“Social, athletic, upwardly mobile” young men — “bros,” to some — looking for a venue to share stories of weekend revelries and exchange tips on romantic endeavours need search no longer.

Brobible.com, a national organization with an emerging chapter at Yale, will launch an online forum Oct. 15. Its tagline: “Every Bro Has A Story.”

And apparently the stories of Yale’s “bros” are worth telling.

Representatives from the Web site were present at the tailgate for last Saturday’s Yale-Georgetown football game to promote interest in the site. In fact, Yale was the first stop on their tour of “every seminal Bro event across the country,” said Douglas Banker, the site’s founder, chief executive officer and chief marketer.

“Brobible.com is a resource and forum for a very specific demographic to share stories, seek advice, ask questions and ultimately stay connected,” said Banker, a recent graduate of the University of Richmond and self-proclaimed “Bro.” “Everyone we met at Yale really embraced the idea. We made some good inroads.”

Through his experience in the music industry, Banker said, he has compiled a database of several thousand names from event guest lists. Looking at the database, he said, inspired him to create a social network for Bros, a group he thought was in dire need of organized resources.

“There’s nothing out there tailored for their needs,” Banker said of his target demographic of males age 18 to 24. “They all want to learn from each other and grow and go on to do great things. We want to be able to help them in that process.”

Upon creating a profile — or brofile, as it were — a Brobible user will first enter the main part of the site, called “Unleash” — essentially a blog, where Bros can share experiences or reach out to others for advice.

The site, Banker emphasized, is not about reveling in debauchery.

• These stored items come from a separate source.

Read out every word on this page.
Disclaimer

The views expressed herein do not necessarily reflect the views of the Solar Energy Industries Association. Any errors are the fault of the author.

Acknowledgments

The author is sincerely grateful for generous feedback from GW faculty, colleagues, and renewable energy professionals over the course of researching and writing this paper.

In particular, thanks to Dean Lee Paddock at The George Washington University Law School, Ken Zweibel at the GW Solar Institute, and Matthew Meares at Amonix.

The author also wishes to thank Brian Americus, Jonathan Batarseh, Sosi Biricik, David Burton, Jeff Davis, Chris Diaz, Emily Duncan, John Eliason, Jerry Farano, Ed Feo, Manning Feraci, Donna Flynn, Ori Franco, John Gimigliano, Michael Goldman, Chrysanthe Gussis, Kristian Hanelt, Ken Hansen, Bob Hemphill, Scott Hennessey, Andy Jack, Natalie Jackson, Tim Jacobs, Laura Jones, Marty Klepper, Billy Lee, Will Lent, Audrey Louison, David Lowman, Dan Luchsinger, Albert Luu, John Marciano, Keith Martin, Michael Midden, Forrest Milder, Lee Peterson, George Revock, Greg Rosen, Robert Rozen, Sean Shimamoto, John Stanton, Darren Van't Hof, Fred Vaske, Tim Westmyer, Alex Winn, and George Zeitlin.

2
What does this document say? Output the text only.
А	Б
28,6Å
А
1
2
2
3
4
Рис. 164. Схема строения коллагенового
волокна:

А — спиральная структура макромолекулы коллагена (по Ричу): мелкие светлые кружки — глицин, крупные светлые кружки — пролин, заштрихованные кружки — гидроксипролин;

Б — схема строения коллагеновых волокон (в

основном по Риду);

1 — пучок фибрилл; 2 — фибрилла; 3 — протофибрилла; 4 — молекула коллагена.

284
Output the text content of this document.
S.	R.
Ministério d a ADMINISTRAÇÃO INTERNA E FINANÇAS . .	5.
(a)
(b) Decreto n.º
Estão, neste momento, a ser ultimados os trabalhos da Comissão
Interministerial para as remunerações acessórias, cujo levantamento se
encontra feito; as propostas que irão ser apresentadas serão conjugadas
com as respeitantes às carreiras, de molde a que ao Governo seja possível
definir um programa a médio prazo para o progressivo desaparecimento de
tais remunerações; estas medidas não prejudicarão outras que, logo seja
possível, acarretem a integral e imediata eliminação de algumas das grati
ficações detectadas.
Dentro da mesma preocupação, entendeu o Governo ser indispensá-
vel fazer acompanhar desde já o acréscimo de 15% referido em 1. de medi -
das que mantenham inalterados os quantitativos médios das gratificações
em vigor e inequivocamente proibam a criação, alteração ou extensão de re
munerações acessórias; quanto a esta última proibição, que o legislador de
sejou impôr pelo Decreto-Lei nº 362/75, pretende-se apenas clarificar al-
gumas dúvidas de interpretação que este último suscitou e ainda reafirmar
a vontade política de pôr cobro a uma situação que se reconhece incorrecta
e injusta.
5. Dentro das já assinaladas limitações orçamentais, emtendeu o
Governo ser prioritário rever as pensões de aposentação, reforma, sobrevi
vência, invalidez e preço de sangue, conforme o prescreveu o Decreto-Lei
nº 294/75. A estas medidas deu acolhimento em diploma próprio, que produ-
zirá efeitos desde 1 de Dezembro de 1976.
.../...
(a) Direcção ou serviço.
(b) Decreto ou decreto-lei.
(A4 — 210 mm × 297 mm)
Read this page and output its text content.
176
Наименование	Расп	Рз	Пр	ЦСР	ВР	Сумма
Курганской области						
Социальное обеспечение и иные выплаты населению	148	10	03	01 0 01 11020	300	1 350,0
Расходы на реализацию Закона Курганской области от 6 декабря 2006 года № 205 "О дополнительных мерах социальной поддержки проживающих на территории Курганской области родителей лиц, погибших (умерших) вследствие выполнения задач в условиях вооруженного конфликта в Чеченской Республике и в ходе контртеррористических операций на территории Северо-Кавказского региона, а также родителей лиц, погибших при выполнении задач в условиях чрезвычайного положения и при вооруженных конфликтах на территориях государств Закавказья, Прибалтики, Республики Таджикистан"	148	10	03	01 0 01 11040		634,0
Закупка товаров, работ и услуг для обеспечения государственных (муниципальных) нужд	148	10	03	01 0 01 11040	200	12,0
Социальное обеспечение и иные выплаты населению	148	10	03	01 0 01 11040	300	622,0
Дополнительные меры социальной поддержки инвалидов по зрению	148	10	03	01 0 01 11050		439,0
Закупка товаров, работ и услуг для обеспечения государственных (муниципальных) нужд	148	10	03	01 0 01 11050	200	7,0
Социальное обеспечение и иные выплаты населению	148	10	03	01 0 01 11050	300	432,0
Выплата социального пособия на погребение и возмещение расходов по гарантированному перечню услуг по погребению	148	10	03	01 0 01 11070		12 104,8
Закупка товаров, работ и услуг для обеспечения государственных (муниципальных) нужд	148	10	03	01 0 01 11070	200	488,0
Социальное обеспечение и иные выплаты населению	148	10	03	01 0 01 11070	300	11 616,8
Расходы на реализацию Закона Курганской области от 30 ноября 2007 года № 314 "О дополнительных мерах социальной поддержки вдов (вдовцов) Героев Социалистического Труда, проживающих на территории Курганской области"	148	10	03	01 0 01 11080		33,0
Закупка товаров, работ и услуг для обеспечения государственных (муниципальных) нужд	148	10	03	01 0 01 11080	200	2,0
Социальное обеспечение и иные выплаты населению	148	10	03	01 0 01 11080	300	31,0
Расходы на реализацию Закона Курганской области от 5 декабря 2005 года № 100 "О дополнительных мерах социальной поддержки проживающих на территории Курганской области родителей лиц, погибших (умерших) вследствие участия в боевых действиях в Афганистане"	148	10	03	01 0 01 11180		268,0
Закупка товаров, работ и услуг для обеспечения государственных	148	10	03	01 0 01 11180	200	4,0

“If you want to be an active participant you’ll generate a lot of valuable, interesting and stimulating content that every Bro can relate to,” Banker said. “This will be done in a very tasteful way, not just glorifying drinking and hooking up with girls. We want this to be a respected and trusted resource.”

Another component of Brobible that Banker said he is particularly excited about is the Locker Room, where Bros can organize their subset networks of friends, such as those from their hometown, teammates or fraternity brothers. A Sigma Alpha Epsilon brother himself, Banker said the site is not exclusively for fraternities, but for any man who shares in the interest of having a good time and in the general “Bro lifestyle.”

As with other social networking sites, Bros will also be able to upload media such as pictures, video and audio. There is no fee or subscription required.

Some Yale students, though intrigued by the site, said they were apprehensive about the terminology.

“You would really have to be a Bro to self-identify as a Bro,” Jesse Maiman ’10 said. “It would have to be undeniable.”

Added Marshall Pailet ’09: “I guess for people that are so hardcore about their ‘Brosephing,’ this could be their sanctuary.”

George Cook ’12 said he was at Saturday’s tailgate but did not notice the Brobible.com booth. Still, he said, he would be interested in checking out the site, even though he is not in a fraternity.

In regards to any potential chauvinism that could permeate the all-male site, Sigrid von Wendel, a female freshman in Pierson noted, “For better or for worse, I don’t think it will be any different [from usual fraternity dynamics]. I think because it’s public it will probably be less about girls and more about networking. It’s not like some guy is going to mention some really hot girl in Ohio, you know?”

Interested bros can preregister on the site before its official launch next month.